Dans ce texte, j’utilise le pronom „nous“ en vue d’intégrer les nombreux dialogues avec des personnes engagées dans la formation continue et le développement personnel. Il m’importe de partager mes réflexions et non pas de parler en leur nom ou dans l’intention d’imposer mes convictions.

Porter de l’intérêt aux autres, c’est porter un regard sur soi. C’est une expérience en constante évolution. Il est difficile de sortir des sentiers battus lorsque nous sommes attachés à nos amis, aux membres de la famille dans laquelle nous vivons ou aux membres de l’organisation ou de l’entreprise dans laquelle nous travaillons. En devenant adultes, nous réalisons que nous sommes mal ou pas du tout préparés à l’évolution de notre personnalité.

Nous a-t-on enseigné une fois que les habitudes alourdissent et étouffent la qualité de notre mémoire ? Que le détachement favorise la créativité ? Que le désir de possession pouvait l’entraver ? Que face à notre envie d’autonomie, les anciennes coutumes procurent certes un sentiment d’appartenance mais qu’elles nous déstabilisent en même temps ?

Vouloir repartir à zéro s’apparente à un état léthargique, comme si nous étions couchés sur un nuage dissoluble, prêts à nous laisser couler dans le précipice.

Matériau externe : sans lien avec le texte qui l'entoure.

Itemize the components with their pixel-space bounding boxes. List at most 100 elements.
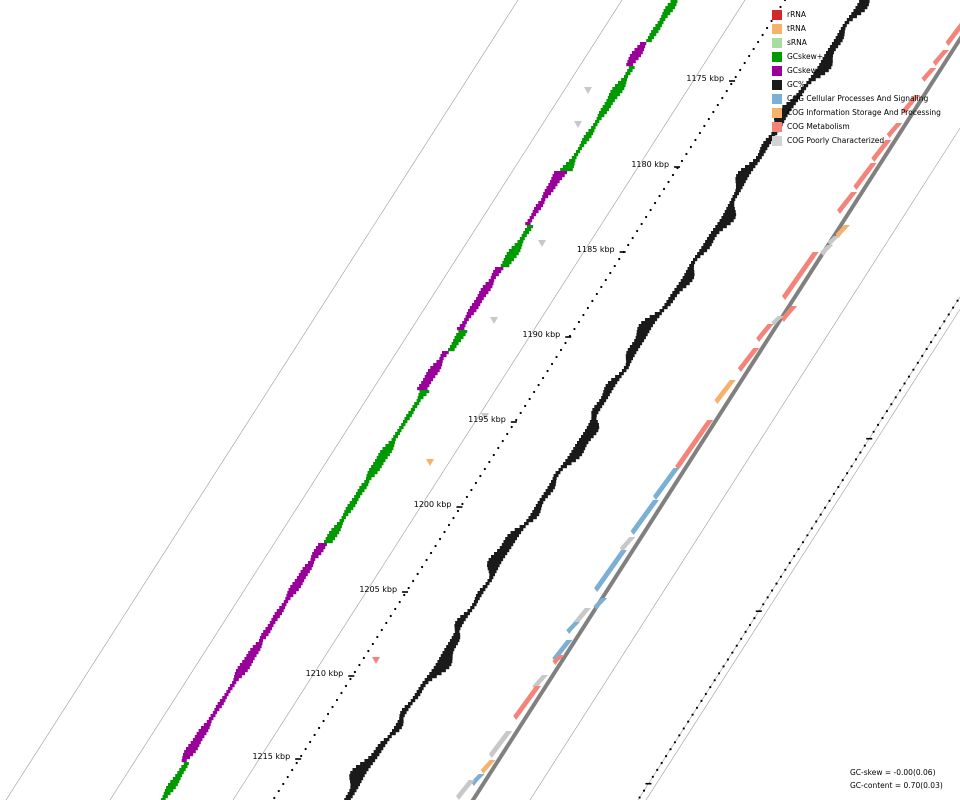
gc-skew-bar bbox=[480, 288, 491, 292]
gc-skew-bar bbox=[179, 768, 186, 772]
ruler-minor-tick bbox=[770, 589, 774, 592]
gc-content-bar bbox=[761, 144, 770, 148]
gc-content-bar bbox=[422, 681, 429, 685]
gc-skew-bar bbox=[160, 798, 166, 800]
gc-skew-bar bbox=[285, 597, 291, 601]
gc-skew-bar bbox=[534, 207, 542, 211]
gc-skew-bar bbox=[336, 522, 343, 526]
gc-content-bar bbox=[416, 690, 423, 694]
gc-skew-bar bbox=[412, 405, 418, 409]
ruler-minor-tick bbox=[722, 665, 725, 668]
gc-skew-bar bbox=[263, 630, 271, 634]
gc-skew-bar bbox=[196, 732, 207, 736]
axis-minor-tick bbox=[528, 397, 531, 401]
cds-feature-arrow bbox=[619, 537, 636, 552]
cds-feature-arrow bbox=[675, 420, 714, 470]
gc-content-bar bbox=[497, 549, 510, 553]
axis-minor-tick bbox=[425, 558, 428, 562]
gc-content-bar bbox=[350, 783, 360, 787]
gc-skew-bar bbox=[575, 150, 581, 154]
gc-skew-bar bbox=[542, 195, 549, 199]
gc-skew-bar bbox=[181, 765, 188, 769]
gc-skew-bar bbox=[417, 396, 424, 400]
gc-skew-bar bbox=[600, 108, 610, 112]
gc-skew-bar bbox=[548, 183, 558, 187]
gc-content-bar bbox=[410, 699, 416, 703]
gc-skew-bar bbox=[226, 690, 231, 694]
swatch-srna bbox=[772, 38, 782, 48]
axis-minor-tick bbox=[564, 341, 567, 345]
gc-content-bar bbox=[601, 396, 609, 400]
gc-content-bar bbox=[835, 36, 844, 40]
ruler-minor-tick bbox=[885, 410, 888, 413]
gc-content-bar bbox=[555, 471, 561, 475]
gc-skew-bar bbox=[234, 672, 246, 676]
gc-skew-bar bbox=[304, 564, 314, 568]
gc-content-bar bbox=[355, 765, 371, 769]
axis-minor-tick bbox=[313, 733, 316, 737]
gc-content-bar bbox=[710, 231, 720, 235]
gc-skew-bar bbox=[371, 465, 382, 469]
axis-minor-tick bbox=[533, 390, 536, 394]
gc-skew-bar bbox=[352, 498, 359, 502]
gc-skew-bar bbox=[248, 651, 259, 655]
axis-minor-tick bbox=[667, 180, 670, 184]
feature-marker bbox=[372, 657, 380, 664]
gc-skew-bar bbox=[364, 480, 370, 484]
cds-feature-arrow bbox=[456, 780, 475, 800]
gc-content-bar bbox=[734, 192, 739, 196]
axis-minor-tick bbox=[645, 215, 648, 219]
gc-skew-bar bbox=[538, 201, 545, 205]
axis-position-label: 1175 kbp bbox=[686, 74, 724, 83]
gc-content-bar bbox=[347, 792, 355, 796]
gc-content-bar bbox=[457, 618, 466, 622]
gc-skew-bar bbox=[649, 33, 657, 37]
gc-skew-bar bbox=[345, 507, 354, 511]
ruler-minor-tick bbox=[929, 341, 933, 344]
gc-skew-bar bbox=[456, 333, 466, 337]
axis-minor-tick bbox=[277, 789, 280, 793]
axis-minor-tick bbox=[291, 768, 294, 772]
gc-content-bar bbox=[442, 651, 454, 655]
gc-skew-bar bbox=[172, 777, 181, 781]
gc-content-bar bbox=[433, 666, 450, 670]
axis-minor-tick bbox=[506, 432, 509, 436]
gc-content-bar bbox=[684, 273, 695, 277]
gc-skew-bar bbox=[388, 441, 395, 445]
gc-skew-bar bbox=[517, 240, 524, 244]
gc-content-bar bbox=[840, 27, 846, 31]
axis-minor-tick bbox=[748, 54, 751, 58]
legend-label-gcskew-negative: GCskew- bbox=[787, 66, 820, 75]
gc-skew-bar bbox=[609, 93, 620, 97]
gc-content-bar bbox=[800, 87, 807, 91]
gc-content-bar bbox=[412, 696, 419, 700]
gc-skew-bar bbox=[451, 342, 459, 346]
gc-content-bar bbox=[641, 321, 655, 325]
gc-skew-bar bbox=[551, 177, 563, 181]
gc-content-bar bbox=[494, 552, 508, 556]
gc-content-bar bbox=[349, 774, 365, 778]
axis-minor-tick bbox=[559, 348, 563, 352]
ruler-minor-tick bbox=[841, 479, 844, 482]
gc-skew-bar bbox=[626, 63, 634, 67]
axis-minor-tick bbox=[434, 544, 437, 548]
gc-skew-bar bbox=[365, 477, 372, 481]
gc-content-bar bbox=[583, 432, 597, 436]
ruler-minor-tick bbox=[775, 582, 778, 585]
ruler-minor-tick bbox=[859, 451, 862, 454]
gc-skew-bar bbox=[502, 261, 512, 265]
ruler-minor-tick bbox=[753, 617, 756, 620]
gc-skew-bar bbox=[184, 750, 196, 754]
gc-skew-bar bbox=[242, 660, 253, 664]
cds-feature-arrow bbox=[737, 348, 760, 372]
ruler-minor-tick bbox=[687, 720, 690, 723]
axis-minor-tick bbox=[631, 236, 634, 240]
ruler-minor-tick bbox=[863, 444, 866, 447]
legend-label-gcskew-positive: GCskew+ bbox=[787, 52, 824, 61]
gc-skew-bar bbox=[604, 102, 613, 106]
gc-content-bar bbox=[662, 306, 668, 310]
gc-skew-bar bbox=[404, 417, 410, 421]
gc-skew-bar bbox=[206, 720, 212, 724]
gc-skew-bar bbox=[485, 282, 494, 286]
ruler-minor-tick bbox=[748, 623, 752, 627]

De nos doutes explosent les craintes, de notre peur explose le désir de tout retenir.

Les nouvelles idées surgissent dans la sérénité, viennent et disparaissent, resurgissent là où on ne les attend pas et s’effacent aussitôt. Avoir accès à cette intelligence fluide et cristallisée n’est pas chose aisée pour qui se détourne des obstacles et des conflits, privilégie la distraction et le gain, ne peut résister à la tendance de se comparer aux autres. Dans une société visant la performance, il faut beaucoup de courage, d’endurance et de persuasion pour affronter la complexité de la vie et faire l’expérience du vide. Le dépassement de soi renforce la confiance et la superficialité détruit l’estime de soi.

Est-il possible d’évoluer en restant attachés à nos proches ?

Je le pense, toutefois dans un nouveau contexte. Partager la singularité que nous avons difficilement construite, c’est être capable d’assumer la solitude, donc pouvoir partager sa fragilité et la nommer. Je ressens régulièrement un déséquilibre entre ce que je crois être et les images que les autres se font de moi. La vulnérabilité est sacrée, elle s’explique avec peine. Elle nous préserve certainement de la violence en nous, de la brutalité que les autres nous infligent dans une indifférence totale. L’expérience n’est pas quantifiable et ne peut se mesurer en matière de force ou de faiblesse, de succès ou d’échec. Elle touche chaque membre de la famille ou de l’entreprise à des degrés variables. Nous nous développons grâce à nos différences. La richesse spirituelle d’une personne incite au partage et à la découverte mais peut également déclencher chez les autres un sentiment de jalousie, de haine et de dégoût, car pour mieux se connaître, il faut avoir la volonté de travailler sur soi-même. Cette décision délibérée demande de l’effort, de l’endurance, de la résilience et de la vigilance. C’est la raison pour laquelle, la majorité d’entre nous préfère maintenir le statut quo en continuant à tisser des fils pourtant usés et sans couleur. Il n’existe rien de constant si ce n’est le changement, dit Bouddha.

Supporter cette ambivalence influence la mémoire. Dans le chaos, des particules bienveillantes se développent et mettent de l’ordre pour que les mots émergent et résonnent. Porter une attention particulière à ce détail se répercute agréablement sur le dialogue.

Apprendre ou améliorer une langue dans un tel contexte procure un sentiment profond de liberté. Je trouve cela révolutionnaire.